Ja tu czegoś nie rozumiem. Europe się reaktywowało te kilka lat temu i okazuje się, że w Świecie zapełniają sale koncertowe a kluby pękają w szwach. Tymczasem w Polsce? Nic, cisza. Nie ma koncertów, nie są puszczani w stacjach radiowych (no, poza Antyradiem, gdzie czasem coś tam z „Secret Society” możemy usłyszeć), zero promocji, cisza i zapewne ogólne przekonanie, że Europe wciąż nie gra. W czym tkwi problem? Gdzie leży przyczyna tego stanu rzeczy? Nie mam pojęcia, zwłaszcza w kontekście faktu, że na zeszłorocznym koncercie zespołu w Pradze była cała masa Polaków.

Porzućmy może jednak te wywody i przejdźmy do samego krążka „Almost Unplugged”. Jak sama nazwa wskazuje jest „prawie” akustycznie i tylko można pozazdrościć tym szczęśliwcom, którzy uczestniczyli w tym wydarzeniu „na żywo”. Nowe aranżacje znanych przebojów zespołu oraz kilka coverów, które zaprezentowali ukazuje zespół w wyśmienitej formie. Na wydawnictwie usłyszymy między innymi znakomicie odegrany klasyk Pink Floyd „Wish You Were Here” czy genialny „Love to Love” z repertuaru UFO. Repertuar Europe reprezentują między innymi prześliczne „Dreamer”, zaskakujące swą aranżacją „The Final Countdown” – zapewniam wszystkich, którzy znają ten utwór, ze będziecie niezwykle zaskoczeni. Zmieniona melodia i słynny motyw klawiszowy odegrany przez instrumenty smyczkowe powodują, ze utwór nabiera nowego wymiaru i swoistej szlachetności. Największą niespodzianką jest chyba tutaj „Memories”. Kompozycja, pochodząca z debiutanckiego krążka zespołu od wielu lat nie była przez zespół grana a tutaj (sądząc po reakcji publiczności) była niezwykle miłą niespodzianką i została przyjęta co najmniej entuzjastycznie. Brawurowym, akustycznym solem gitarowym popisał się tu John Norum, który przebiera palcami po gryfie aż miło. Na sam koniec otrzymujemy „Superstitious” wzbogacone w ładnie zaaranżowane partie skrzypiec i w sumie „nieakustyczne” „Rock the Night”, które w sposób idealny, żywiołowo i z wykopem zakończyło ten występ – wspólne śpiewy z publicznością i niestety na tym koniec. Z ostatnich dwóch wydawnictw Szwedów słyszymy (moim zdaniem średnio udane) „Got to Have Faith”, rewelacyjne, utrzymane w duchu Led Zeppelin „Devil Sings the Blues”, „Forever Travelling” oraz niezwykłej urody balladę „Hero”.

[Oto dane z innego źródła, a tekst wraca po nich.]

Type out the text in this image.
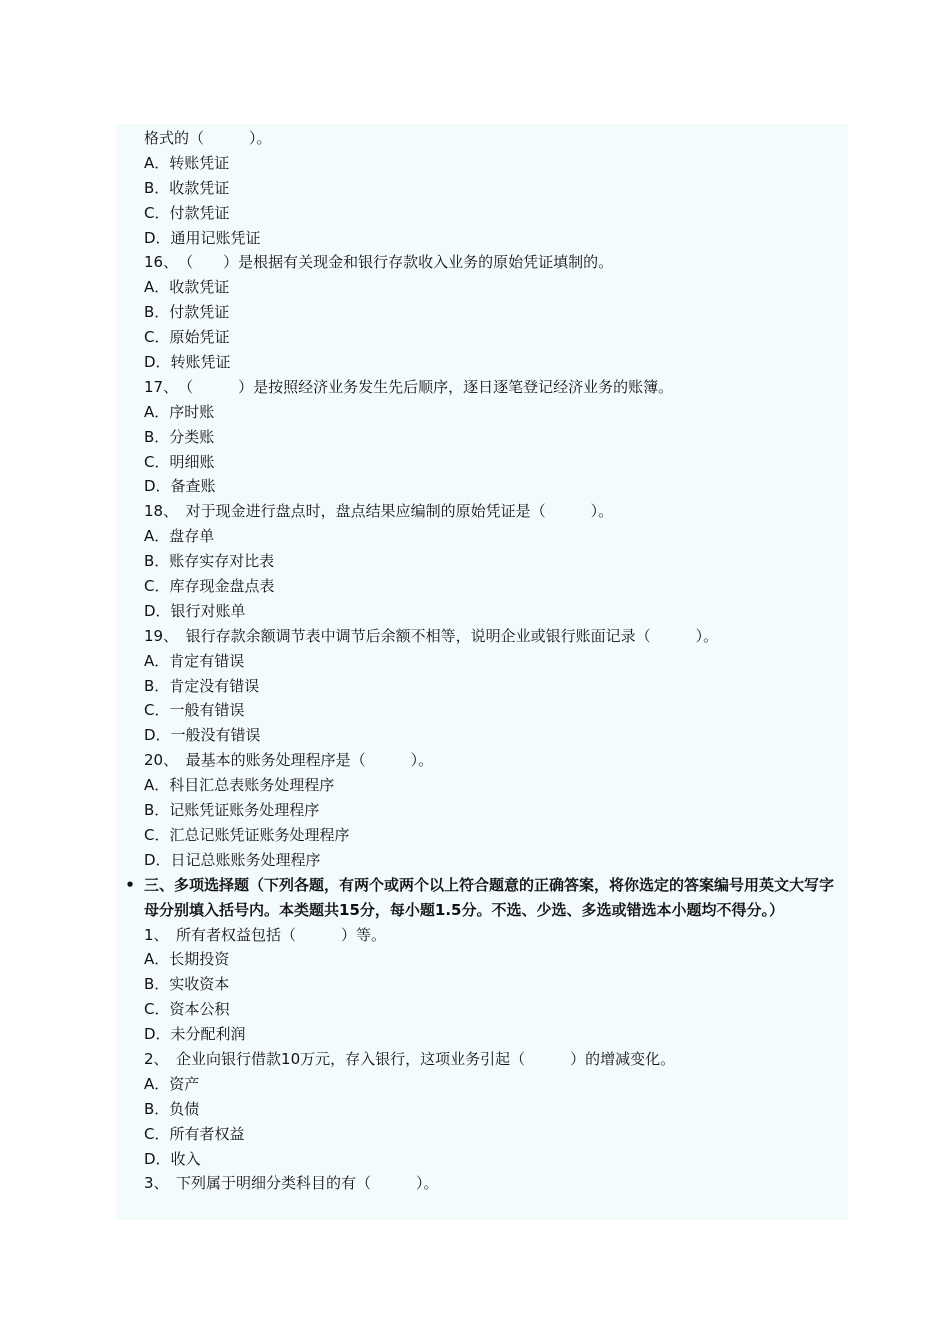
格式的（　　　）。
A．转账凭证
B．收款凭证
C．付款凭证
D．通用记账凭证
16、　（　　）是根据有关现金和银行存款收入业务的原始凭证填制的。
A．收款凭证
B．付款凭证
C．原始凭证
D．转账凭证
17、　（　　　）是按照经济业务发生先后顺序，逐日逐笔登记经济业务的账簿。
A．序时账
B．分类账
C．明细账
D．备查账
18、　对于现金进行盘点时，盘点结果应编制的原始凭证是（　　　）。
A．盘存单
B．账存实存对比表
C．库存现金盘点表
D．银行对账单
19、　银行存款余额调节表中调节后余额不相等，说明企业或银行账面记录（　　　）。
A．肯定有错误
B．肯定没有错误
C．一般有错误
D．一般没有错误
20、　最基本的账务处理程序是（　　　）。
A．科目汇总表账务处理程序
B．记账凭证账务处理程序
C．汇总记账凭证账务处理程序
D．日记总账账务处理程序
• 三、多项选择题（下列各题，有两个或两个以上符合题意的正确答案，将你选定的答案编号用英文大写字母分别填入括号内。本类题共15分，每小题1.5分。不选、少选、多选或错选本小题均不得分。）
1、　所有者权益包括（　　　）等。
A．长期投资
B．实收资本
C．资本公积
D．未分配利润
2、　企业向银行借款10万元，存入银行，这项业务引起（　　　）的增减变化。
A．资产
B．负债
C．所有者权益
D．收入
3、　下列属于明细分类科目的有（　　　）。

Almost Unplugged to płyta więcej niż udana. Każdy fan Europe nie ma wyjścia i musi się w nią zaopatrzyć. Zespół udowadnia, że jest w niezłej formie (choć drobne potknięcia się przytrafiły) i nie pozostaje nic innego jak oczekiwać na kolejny pełny album grupy, a ten podobno już w przyszłym (2009) roku.